Reputation: 37
Goal: I want to match all paths which are NOT in elasticmapreduce/j-abc123/node/i-abc123/applications
directory
Following are a set of possible paths:
elasticmapreduce/j-abc123/node/i-abc123/applications/hadoop-yarn/hadoop-yarn-proxyserver-ip.log.2020-05-07-00.gz
elasticmapreduce/j-abc123/node/i-abc123/applications/hadoop-yarn/hadoop-yarn-timelineserver-ip.out.gz
elasticmapreduce/j-abc123/node/i-abc123/applications/hadoop-yarn/hadoop-yarn-proxyserver-ip.log.gz
elasticmapreduce/j-abc123/node/i-abc123/applications/hive/user/hive/hive.log.2020-05-07.gz
elasticmapreduce/j-abc123/node/i-abc123/applications
elasticmapreduce/j-abc123/node/i-abc123/bootstrap-actions/master.log.2020-05-07-00.gz
elasticmapreduce/j-abc123/node/i-abc123/bootstrap-actions
elasticmapreduce/j-abc123/node/i-abc123/daemons/instance-state/instance-state.log-2020-05-08-13-30.gz
elasticmapreduce/j-abc123/node/i-abc123/daemons/setup-dns.log.gz
elasticmapreduce/j-abc123/node/i-abc123/provision-node/abc123/stderr.gz
elasticmapreduce/j-abc123/node/i-abc123/provision-node/apps-phase/0/abc123/stderr.gz
elasticmapreduce/j-abc123/node/i-abc123/provision-node/reports/0/abc123/ip.ec2.internal/201805270306.yaml.gz
elasticmapreduce/j-abc123/node/i-abc123/setup-devices/setup_var_log_dir.log.gz
Following regex matches all paths containing elasticmapreduce/j-abc123/node/i-abc123/applications
:
^elasticmapreduce\/j-.*\/node\/i-.*\/(applications(\/.*)*)$
I want to match all paths which were NOT matched by above regex pattern.
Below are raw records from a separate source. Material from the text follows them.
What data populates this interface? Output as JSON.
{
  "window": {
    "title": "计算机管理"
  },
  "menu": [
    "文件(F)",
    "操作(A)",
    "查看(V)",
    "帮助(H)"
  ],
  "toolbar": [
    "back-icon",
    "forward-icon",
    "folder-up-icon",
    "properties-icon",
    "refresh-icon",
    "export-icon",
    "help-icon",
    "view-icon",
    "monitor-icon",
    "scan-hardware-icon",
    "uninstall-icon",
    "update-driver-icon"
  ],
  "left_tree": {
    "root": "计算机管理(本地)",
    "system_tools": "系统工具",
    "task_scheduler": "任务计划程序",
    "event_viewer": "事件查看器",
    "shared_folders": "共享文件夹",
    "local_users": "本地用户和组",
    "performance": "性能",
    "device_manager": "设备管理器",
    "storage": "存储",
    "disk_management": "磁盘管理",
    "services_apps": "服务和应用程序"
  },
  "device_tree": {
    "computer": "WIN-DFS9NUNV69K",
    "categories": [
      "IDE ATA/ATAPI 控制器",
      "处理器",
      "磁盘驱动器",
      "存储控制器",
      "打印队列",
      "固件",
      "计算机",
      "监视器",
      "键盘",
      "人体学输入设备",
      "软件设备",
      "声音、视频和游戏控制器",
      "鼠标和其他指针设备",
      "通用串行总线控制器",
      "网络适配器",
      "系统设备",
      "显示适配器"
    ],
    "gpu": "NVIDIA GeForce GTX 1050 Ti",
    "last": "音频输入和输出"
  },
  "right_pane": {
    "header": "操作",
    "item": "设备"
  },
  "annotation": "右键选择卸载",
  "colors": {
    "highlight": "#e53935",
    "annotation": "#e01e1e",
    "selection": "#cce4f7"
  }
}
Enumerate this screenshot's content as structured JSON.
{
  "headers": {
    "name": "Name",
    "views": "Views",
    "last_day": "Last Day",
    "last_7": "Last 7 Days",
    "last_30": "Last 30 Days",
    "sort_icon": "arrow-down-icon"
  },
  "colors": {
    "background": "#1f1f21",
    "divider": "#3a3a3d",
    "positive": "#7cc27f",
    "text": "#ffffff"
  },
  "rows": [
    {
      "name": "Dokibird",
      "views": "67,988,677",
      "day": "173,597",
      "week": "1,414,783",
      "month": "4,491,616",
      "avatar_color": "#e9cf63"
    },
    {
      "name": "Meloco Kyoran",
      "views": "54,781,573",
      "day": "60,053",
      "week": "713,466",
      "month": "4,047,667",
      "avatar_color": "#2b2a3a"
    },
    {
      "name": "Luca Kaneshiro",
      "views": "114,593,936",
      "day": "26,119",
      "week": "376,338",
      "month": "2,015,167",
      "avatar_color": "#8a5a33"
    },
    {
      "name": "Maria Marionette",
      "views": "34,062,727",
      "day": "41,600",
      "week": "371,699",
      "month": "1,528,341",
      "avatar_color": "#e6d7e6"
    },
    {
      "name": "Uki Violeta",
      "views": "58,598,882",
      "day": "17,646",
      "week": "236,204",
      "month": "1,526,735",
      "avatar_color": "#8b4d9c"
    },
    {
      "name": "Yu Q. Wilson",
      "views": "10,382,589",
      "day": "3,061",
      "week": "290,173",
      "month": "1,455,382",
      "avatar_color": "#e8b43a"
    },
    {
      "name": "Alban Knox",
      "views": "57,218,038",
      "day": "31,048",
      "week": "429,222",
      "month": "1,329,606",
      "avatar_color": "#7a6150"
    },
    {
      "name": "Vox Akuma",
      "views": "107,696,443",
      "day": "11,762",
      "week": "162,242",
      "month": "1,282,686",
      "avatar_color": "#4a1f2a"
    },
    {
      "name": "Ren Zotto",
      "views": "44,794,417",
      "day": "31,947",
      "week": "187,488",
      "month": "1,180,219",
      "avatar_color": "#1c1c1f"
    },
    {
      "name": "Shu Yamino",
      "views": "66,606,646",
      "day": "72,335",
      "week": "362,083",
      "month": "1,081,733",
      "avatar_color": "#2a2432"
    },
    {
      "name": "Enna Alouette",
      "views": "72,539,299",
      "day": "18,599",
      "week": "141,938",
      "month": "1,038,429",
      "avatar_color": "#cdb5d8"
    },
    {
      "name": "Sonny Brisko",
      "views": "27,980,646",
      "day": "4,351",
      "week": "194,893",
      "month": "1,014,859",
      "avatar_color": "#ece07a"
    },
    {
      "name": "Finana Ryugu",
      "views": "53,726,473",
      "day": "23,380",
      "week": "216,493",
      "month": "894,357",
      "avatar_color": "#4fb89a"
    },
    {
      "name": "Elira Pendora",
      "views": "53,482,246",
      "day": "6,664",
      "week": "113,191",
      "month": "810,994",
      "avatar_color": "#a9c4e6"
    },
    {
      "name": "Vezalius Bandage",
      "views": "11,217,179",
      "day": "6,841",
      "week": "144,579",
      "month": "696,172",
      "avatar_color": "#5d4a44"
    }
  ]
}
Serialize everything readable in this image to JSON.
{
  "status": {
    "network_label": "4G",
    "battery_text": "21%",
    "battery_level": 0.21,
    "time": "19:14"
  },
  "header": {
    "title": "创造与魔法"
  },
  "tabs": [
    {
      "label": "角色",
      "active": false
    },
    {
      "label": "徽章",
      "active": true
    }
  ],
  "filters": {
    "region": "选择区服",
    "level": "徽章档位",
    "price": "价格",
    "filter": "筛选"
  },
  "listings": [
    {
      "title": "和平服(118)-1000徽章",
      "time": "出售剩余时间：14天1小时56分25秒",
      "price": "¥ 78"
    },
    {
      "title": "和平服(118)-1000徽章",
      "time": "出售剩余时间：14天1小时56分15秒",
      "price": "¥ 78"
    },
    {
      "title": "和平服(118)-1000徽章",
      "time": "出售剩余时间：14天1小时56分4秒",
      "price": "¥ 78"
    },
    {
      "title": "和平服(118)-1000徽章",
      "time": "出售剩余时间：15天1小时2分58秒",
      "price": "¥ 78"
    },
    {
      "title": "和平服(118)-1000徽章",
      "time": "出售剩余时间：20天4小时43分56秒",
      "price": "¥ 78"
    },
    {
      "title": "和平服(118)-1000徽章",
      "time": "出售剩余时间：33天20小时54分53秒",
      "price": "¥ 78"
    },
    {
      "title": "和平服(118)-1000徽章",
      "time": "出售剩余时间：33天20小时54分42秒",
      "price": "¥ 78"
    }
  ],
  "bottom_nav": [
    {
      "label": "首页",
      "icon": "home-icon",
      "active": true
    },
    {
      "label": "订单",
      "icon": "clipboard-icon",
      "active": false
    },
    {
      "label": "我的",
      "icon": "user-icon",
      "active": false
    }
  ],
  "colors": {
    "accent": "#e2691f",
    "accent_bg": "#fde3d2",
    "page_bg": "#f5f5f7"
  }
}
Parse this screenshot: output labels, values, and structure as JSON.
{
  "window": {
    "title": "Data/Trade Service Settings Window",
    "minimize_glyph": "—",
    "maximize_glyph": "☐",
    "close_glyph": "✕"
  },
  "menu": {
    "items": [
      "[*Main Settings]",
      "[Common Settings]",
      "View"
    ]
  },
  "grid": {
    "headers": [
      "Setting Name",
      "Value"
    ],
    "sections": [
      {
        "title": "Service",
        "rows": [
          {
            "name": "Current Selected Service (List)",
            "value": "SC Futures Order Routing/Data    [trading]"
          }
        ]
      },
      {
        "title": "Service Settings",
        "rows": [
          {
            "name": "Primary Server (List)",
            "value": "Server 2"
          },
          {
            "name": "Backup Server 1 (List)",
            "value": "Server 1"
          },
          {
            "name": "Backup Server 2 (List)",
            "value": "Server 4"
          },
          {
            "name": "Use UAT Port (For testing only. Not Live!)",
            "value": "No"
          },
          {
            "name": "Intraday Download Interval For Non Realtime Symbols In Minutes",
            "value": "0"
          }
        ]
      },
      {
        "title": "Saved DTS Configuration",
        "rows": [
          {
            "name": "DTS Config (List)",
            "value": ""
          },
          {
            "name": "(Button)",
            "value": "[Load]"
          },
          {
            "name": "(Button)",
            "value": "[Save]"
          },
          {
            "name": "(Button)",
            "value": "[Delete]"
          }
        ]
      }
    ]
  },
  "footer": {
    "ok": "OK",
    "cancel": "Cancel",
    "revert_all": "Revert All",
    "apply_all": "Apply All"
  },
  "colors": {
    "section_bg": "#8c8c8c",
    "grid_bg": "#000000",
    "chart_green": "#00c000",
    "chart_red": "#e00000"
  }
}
Why doesn't the following regex do this?
^elasticmapreduce\/j-.*\/node\/i-.*\/(?!(applications(\/.*)*))$
PS, I use https://regex101.com/ to test regex patterns.
Upvotes: 0
Views: 39
Reputation: 163207
The pattern that you tried does not work as you intended, as it will match until the last occurrence of a /
and then has to fulfill this part (?!(applications(\/.*)*))$
The part asserts what is directly to the right is not applications
followed by 0 or more repetitions of /
followed by any char. Then assert the end of the string.
It starts backtracking and can not match in any of the examples.
I think it shows better when you omit the $
and see where the match ends:
https://regex101.com/r/aXV8vO/1
As you are not matching a part that contains a a forward slash after j-
and i-
, you could make use of a negated character class instead [^\/]+
matching any char except a forward slash.
Then use the negative lookahead \/(?!applications\b)
right after matching the forward slash.
^elasticmapreduce\/j-[^\/]+\/node\/i-[^\/]+\/(?!applications\b)[^\/]*(?:\/.*)?$
Note If you don't want to cross newlines, you could use [^\/\r\n]+
instead.
Upvotes: 1